Immersive experiences are highly personal
I’m creating my own immersive experience with my children in mind. A way to let them know they’ve everything they need within them to wrestle down whatever life throws their way ― perhaps not unscathed, but out alive. It feels important the experience is more gentle than glaring. No flashing lights or distraction, but full absorption and space to digest your own physical and emotional responses.
Tactility is key too; exploring your environment directly with the touch of your own hands.

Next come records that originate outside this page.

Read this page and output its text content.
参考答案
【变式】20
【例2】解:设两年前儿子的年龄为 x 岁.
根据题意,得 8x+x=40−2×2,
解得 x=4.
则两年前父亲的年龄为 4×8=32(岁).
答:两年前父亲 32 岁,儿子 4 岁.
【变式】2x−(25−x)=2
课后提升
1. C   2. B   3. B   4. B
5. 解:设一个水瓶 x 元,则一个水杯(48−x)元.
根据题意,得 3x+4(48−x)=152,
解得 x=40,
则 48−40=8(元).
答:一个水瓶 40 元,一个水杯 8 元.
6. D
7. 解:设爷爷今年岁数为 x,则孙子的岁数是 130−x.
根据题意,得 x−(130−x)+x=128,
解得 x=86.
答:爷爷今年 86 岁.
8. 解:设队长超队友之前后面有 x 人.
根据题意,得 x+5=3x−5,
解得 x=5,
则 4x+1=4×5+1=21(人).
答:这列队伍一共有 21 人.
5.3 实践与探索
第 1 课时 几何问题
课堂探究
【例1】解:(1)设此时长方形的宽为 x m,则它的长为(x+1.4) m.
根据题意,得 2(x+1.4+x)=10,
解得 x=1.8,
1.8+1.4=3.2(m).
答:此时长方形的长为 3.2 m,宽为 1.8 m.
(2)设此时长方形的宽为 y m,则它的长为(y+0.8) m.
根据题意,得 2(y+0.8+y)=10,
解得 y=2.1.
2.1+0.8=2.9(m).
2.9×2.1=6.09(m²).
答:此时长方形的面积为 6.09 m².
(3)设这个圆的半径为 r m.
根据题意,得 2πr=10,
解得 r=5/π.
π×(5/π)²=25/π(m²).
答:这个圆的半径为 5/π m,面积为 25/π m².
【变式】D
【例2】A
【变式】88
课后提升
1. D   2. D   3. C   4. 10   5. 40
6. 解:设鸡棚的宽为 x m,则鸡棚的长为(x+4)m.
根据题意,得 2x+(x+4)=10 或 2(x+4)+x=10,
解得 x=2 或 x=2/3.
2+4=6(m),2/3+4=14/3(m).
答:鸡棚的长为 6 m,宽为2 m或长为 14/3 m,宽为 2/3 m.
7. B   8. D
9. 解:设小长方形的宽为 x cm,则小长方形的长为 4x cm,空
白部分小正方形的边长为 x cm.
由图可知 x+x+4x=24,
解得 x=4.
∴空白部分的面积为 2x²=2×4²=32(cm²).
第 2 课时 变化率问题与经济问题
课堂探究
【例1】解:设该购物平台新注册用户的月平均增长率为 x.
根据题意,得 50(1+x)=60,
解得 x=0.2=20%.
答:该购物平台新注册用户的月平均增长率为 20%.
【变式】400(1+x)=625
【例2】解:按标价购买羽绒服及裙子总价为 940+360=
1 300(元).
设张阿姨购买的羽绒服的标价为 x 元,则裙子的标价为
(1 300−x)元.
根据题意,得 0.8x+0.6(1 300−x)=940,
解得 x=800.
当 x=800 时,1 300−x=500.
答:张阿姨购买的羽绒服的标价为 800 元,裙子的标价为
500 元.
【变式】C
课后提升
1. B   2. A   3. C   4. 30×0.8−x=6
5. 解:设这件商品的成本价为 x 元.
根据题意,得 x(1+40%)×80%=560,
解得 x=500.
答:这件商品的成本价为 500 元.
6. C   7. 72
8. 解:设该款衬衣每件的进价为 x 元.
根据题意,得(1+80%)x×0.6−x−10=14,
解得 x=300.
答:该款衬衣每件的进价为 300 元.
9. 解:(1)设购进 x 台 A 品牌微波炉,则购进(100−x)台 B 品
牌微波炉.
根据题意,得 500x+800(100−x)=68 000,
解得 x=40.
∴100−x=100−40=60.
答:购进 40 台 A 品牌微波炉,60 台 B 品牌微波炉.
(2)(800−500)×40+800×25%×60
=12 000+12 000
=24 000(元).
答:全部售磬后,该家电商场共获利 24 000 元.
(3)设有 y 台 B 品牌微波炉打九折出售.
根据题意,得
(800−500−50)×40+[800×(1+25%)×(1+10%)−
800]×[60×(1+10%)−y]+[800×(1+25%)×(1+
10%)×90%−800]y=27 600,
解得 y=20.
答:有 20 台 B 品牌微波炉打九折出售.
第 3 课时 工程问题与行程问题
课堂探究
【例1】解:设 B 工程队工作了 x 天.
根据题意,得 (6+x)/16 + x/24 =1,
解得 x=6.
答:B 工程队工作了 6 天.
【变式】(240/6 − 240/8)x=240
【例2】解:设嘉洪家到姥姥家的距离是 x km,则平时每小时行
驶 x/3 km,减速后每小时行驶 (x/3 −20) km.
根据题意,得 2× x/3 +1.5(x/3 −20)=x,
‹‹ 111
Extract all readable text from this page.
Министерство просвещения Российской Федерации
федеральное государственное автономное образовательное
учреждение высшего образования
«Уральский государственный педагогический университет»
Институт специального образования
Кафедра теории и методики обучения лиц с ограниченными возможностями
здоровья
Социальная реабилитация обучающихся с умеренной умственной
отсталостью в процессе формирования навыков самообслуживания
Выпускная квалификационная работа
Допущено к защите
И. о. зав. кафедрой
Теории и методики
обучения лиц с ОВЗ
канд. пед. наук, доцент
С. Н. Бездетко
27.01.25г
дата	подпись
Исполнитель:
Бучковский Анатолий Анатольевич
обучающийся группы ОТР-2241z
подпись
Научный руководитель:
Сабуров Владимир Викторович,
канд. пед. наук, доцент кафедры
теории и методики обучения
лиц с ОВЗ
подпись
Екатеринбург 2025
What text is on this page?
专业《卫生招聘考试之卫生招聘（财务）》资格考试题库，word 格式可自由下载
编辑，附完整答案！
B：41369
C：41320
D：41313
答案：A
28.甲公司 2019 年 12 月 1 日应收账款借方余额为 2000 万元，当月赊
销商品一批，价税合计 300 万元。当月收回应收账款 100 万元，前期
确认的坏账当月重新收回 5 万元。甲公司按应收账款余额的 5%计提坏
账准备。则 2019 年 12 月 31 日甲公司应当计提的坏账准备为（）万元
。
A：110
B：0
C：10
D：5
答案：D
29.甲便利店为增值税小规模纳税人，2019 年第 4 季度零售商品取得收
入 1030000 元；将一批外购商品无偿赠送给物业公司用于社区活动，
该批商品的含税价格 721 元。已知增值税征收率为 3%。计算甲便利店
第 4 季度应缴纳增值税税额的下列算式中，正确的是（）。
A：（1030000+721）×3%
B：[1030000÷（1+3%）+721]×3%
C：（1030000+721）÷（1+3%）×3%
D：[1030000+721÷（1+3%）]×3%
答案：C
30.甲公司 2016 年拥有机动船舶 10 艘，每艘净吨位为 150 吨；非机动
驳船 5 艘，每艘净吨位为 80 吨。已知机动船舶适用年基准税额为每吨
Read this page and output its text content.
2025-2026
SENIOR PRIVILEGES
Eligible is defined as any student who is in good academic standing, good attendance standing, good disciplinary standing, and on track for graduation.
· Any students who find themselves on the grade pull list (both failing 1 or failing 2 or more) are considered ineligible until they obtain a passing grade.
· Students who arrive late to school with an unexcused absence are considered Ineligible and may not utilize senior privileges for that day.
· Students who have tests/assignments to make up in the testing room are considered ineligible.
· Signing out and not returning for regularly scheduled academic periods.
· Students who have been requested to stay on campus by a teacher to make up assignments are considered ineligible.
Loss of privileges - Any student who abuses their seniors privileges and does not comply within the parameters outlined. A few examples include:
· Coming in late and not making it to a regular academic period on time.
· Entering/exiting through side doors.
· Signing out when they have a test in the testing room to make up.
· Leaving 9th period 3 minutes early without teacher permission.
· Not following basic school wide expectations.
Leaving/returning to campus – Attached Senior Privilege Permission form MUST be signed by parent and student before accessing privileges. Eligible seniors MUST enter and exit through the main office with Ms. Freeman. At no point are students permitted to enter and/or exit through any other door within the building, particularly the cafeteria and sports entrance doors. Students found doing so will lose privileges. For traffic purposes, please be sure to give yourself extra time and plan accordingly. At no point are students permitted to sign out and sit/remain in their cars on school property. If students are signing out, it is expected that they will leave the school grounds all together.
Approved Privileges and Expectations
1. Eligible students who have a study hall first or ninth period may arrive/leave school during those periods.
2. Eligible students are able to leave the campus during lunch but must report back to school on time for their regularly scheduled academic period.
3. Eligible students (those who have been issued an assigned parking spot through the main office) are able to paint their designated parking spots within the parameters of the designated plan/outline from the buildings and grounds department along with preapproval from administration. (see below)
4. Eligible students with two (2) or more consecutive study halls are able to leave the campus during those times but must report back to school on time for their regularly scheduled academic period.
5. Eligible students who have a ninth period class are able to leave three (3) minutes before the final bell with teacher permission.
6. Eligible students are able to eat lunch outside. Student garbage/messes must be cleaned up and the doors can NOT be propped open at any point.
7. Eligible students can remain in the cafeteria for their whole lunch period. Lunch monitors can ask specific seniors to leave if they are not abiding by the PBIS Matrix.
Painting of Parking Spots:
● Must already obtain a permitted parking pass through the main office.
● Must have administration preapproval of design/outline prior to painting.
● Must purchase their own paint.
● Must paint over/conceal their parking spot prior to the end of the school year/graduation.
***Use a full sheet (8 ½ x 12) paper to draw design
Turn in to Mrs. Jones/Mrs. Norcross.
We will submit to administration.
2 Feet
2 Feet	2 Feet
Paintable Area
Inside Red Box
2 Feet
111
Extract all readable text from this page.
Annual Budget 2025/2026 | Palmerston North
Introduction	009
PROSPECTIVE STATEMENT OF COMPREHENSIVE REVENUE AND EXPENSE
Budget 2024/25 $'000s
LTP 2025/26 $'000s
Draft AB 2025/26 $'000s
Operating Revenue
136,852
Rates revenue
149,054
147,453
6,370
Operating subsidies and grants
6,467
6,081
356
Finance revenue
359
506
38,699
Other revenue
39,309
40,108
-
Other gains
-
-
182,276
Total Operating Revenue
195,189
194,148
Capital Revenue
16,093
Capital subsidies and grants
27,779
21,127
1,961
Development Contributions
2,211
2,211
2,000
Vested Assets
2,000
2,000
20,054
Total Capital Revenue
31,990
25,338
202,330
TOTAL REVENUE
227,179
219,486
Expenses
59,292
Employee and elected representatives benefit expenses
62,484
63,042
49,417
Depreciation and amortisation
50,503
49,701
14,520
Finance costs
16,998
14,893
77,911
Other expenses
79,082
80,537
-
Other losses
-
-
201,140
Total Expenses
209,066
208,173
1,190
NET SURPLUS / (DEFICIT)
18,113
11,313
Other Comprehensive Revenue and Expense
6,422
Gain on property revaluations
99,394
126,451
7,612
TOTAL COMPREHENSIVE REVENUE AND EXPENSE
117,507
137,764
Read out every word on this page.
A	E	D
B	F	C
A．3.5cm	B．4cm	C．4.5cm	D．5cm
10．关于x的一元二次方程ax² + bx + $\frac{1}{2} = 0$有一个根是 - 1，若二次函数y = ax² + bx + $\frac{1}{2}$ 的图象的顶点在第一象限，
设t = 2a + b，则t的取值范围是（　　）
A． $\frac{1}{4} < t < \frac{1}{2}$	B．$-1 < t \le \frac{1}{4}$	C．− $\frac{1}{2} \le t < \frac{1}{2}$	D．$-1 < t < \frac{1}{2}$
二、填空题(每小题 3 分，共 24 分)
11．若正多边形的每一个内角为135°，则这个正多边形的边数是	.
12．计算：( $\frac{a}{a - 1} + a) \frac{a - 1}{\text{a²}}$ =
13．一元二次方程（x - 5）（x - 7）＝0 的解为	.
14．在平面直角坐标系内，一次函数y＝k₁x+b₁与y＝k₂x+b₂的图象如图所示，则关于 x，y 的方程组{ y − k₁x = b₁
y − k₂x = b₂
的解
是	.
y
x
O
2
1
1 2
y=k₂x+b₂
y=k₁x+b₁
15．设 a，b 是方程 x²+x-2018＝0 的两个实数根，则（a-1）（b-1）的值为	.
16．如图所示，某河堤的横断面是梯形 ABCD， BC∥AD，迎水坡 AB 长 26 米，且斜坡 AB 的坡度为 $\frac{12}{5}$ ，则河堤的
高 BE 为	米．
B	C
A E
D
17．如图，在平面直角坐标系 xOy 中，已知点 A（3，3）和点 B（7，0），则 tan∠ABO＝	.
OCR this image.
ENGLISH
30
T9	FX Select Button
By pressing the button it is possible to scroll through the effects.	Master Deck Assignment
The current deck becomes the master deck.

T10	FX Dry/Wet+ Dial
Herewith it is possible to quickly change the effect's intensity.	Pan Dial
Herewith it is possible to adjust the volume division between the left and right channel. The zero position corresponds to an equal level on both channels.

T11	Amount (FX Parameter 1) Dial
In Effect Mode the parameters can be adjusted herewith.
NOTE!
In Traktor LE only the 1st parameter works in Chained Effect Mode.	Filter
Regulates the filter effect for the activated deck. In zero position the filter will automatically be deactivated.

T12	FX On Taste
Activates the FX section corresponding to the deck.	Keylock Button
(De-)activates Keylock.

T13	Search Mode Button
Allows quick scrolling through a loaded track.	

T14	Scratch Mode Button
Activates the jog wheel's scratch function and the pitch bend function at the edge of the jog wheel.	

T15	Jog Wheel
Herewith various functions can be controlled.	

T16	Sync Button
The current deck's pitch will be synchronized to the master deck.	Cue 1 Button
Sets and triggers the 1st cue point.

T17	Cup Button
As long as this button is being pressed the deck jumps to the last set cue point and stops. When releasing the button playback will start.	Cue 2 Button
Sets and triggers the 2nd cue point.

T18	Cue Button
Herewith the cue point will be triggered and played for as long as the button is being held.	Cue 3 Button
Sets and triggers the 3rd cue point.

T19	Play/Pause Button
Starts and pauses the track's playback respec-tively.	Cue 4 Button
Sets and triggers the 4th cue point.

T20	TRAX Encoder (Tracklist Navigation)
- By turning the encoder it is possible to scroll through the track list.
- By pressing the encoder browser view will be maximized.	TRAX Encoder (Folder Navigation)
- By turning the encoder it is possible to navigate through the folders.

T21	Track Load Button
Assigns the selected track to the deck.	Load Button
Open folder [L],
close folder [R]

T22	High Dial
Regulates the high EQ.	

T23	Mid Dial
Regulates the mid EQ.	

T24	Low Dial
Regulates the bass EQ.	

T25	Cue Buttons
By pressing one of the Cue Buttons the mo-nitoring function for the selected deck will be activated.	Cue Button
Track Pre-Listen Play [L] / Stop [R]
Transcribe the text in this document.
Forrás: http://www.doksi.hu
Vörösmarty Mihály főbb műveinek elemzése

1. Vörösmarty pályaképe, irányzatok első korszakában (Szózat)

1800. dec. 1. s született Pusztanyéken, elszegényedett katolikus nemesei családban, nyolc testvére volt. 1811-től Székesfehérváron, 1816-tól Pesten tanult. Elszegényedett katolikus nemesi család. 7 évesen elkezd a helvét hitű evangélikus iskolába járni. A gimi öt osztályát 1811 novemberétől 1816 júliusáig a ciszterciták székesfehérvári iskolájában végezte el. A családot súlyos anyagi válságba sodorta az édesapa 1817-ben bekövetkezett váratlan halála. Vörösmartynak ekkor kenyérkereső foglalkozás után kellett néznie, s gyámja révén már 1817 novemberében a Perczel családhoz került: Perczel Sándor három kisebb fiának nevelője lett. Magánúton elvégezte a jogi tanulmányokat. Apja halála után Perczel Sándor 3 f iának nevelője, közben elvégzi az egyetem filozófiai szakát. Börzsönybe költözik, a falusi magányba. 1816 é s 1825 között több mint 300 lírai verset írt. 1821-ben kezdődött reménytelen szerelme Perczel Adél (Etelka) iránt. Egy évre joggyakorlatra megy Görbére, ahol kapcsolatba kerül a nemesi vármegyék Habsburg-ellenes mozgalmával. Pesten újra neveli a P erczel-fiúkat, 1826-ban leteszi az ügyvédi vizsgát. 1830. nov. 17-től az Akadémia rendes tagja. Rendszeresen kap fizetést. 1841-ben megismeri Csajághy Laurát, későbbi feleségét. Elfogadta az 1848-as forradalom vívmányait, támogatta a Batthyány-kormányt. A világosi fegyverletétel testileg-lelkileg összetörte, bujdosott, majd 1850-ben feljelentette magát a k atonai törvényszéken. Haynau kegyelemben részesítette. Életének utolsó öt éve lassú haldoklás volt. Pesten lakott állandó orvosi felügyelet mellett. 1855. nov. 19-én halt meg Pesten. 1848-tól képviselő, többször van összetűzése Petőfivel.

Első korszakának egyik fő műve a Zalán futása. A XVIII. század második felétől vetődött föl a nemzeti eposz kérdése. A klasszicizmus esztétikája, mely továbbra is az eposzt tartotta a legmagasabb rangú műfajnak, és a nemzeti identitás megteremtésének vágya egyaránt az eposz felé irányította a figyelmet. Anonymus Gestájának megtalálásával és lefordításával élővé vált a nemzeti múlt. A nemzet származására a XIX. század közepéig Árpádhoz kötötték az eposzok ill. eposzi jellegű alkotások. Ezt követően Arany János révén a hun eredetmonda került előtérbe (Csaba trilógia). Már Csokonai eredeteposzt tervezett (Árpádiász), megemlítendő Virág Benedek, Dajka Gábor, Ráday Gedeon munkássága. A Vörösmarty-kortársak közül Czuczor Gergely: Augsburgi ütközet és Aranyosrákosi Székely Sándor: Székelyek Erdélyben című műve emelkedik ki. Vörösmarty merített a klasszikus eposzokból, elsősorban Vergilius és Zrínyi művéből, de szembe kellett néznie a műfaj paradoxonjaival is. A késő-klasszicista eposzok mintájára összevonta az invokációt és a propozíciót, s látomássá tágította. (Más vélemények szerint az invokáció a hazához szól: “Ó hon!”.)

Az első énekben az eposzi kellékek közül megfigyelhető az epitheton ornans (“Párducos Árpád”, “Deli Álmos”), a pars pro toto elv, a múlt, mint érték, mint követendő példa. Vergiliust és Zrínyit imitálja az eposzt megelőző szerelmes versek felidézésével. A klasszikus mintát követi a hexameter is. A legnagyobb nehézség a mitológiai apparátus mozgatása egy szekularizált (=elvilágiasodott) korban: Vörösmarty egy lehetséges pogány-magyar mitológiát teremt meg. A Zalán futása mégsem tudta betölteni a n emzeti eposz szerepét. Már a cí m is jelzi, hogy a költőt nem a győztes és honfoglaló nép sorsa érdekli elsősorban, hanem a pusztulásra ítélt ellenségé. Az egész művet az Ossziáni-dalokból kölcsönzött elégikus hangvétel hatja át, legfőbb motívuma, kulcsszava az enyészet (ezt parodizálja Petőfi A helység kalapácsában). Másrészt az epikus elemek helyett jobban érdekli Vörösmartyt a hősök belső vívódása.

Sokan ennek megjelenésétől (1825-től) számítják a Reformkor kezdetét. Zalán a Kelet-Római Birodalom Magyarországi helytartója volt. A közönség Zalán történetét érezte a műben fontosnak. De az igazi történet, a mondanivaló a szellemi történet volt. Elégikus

I’m looking into all our seven senses ― and discovering more re balance and body awareness, because we can’t truly consider our surroundings without thinking about how it affects us in both a physical and emotional way.
Can you imagine the feeling of chancing across a piano in the street and feeling free to just sit down and play it? Or standing by and hearing that spontaneous sound erupt from nowhere?
I come back to the work of Luke Jerram often, the artist who created these street pianos as well as community water slides, giant planets you can walk up to and touch, and air balloons that play music.
People participation is key to his artworks and that’s something I want for my exhibition because we all arrive differently at a destination and what we take away with us is unique.
Looking inwards may only happen for some in hard times
One of the strongest voices I’ve found in the immersive arts space is Dorothy Di Stefano. On the NXTLVL Experience Design podcast she talks about being a former musician who also worked in marketing and graphic design among other things, who’s obsessed with finding beauty in nature and captivated by colour. Now, Dorothy is founder and director of Molten Immersive Art, bringing together artists from around the world to create immersive experiences; her LinkedIn feed is a treasure trove.
As a creative, I’m inherently introspective and often drawing on my own experiences, and the eclectic collection of professional experience Dorothy describes in her interview is something I feel deeply. I’m a copywriter working in conversational AI who was once a photographer who studied anthropomorphism after being an animal handler who started out in advertising ― a definite multipod with many interests. But as Dorothy says in the podcast, every new thing you do can be connected creatively and it all matters.
Every one of your experiences is relevant and useful.
Introspection happens along the way.
Close examination of your emotions is hard going at times, especially when you’re wired in such a way you can’t switch it off, but it’s ultimately uplifting. You become more concrete in who you are, what you stand for, and what you want to put out into the world. So when the worst times hit, as they undoubtedly will, immersing yourself in what it is to be you can give clear direction and hope.
My goal is to shine a light on that.